Answer: We must first compute the quantity of H2O that can result from the reaction of AL(CH)3 and H2SO4 in order to determine the mass of H2O produced.
Step-by-step explanation:
Let's begin by formulating the reaction's balanced chemical equation:
Al2(SO4)3 + 6 H2O + 2 CH4 = 2 AL(CH)3 + 3 H2SO4
According to the equation, 2 moles of AL(CH)3 and 3 moles of H2SO4 combine to form 6 moles of H2O.
1.75 g of AL(CH)3 is equal to: 1.75 g / 78.0 g/mol = 0.0224 mol of AL(CH)3 as 1 mole of AL(CH)3 has a molar mass of roughly 78.0 g/mol.
2.00 g of H2SO4 is equal to: 2.00 g / 98.1 g/mol = 0.0204 mol of H2SO4 as 1 mole of H2SO4 has a molar mass of roughly 98.1 g/mol.
In order to calculate the amount of H2O produced, we must now identify the limiting reagent.
We contrast the moles of AL(CH)3 and H2SO4 in use. AL(CH)3 and H2SO4 have a stoichiometric ratio of 2 to 3. As a result, 3 moles of H2SO4 are required for every 2 moles of AL(CH).
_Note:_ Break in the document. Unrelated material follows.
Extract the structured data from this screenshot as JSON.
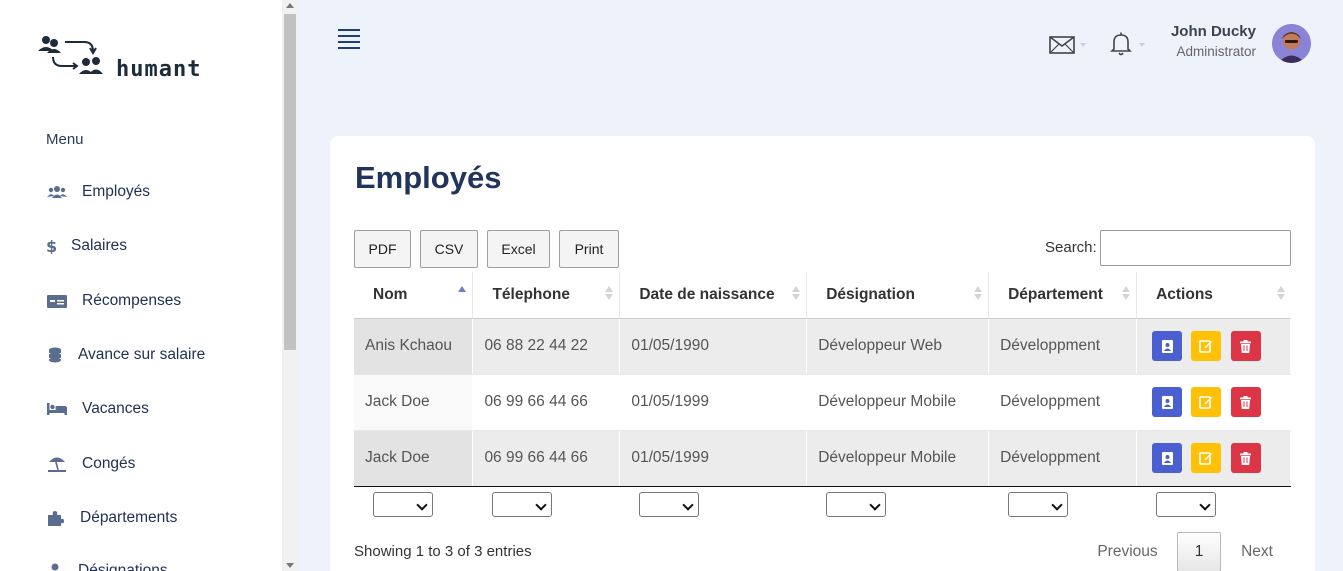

The equation states that 2 moles of AL(CH)3 will yield 6 moles of water. Therefore, we can calculate the moles of H2O created for 0.0224 mol of AL(CH)3 as follows: 0.0224 mol AL(CH)3 (6 mol H2O / 2 mol AL(CH)3) = 0.0672 mol H2O
Finally, we may use the molar mass of H2O to convert its moles to grams. H2O has a molar mass of about 18.0 g/mol:
18.0 g/mol x 0.0672 mol H2O = 1.21 g H2O
As a result, the mass of H2O generated is roughly 1.21 grams if H2SO4 is the limiting reagent.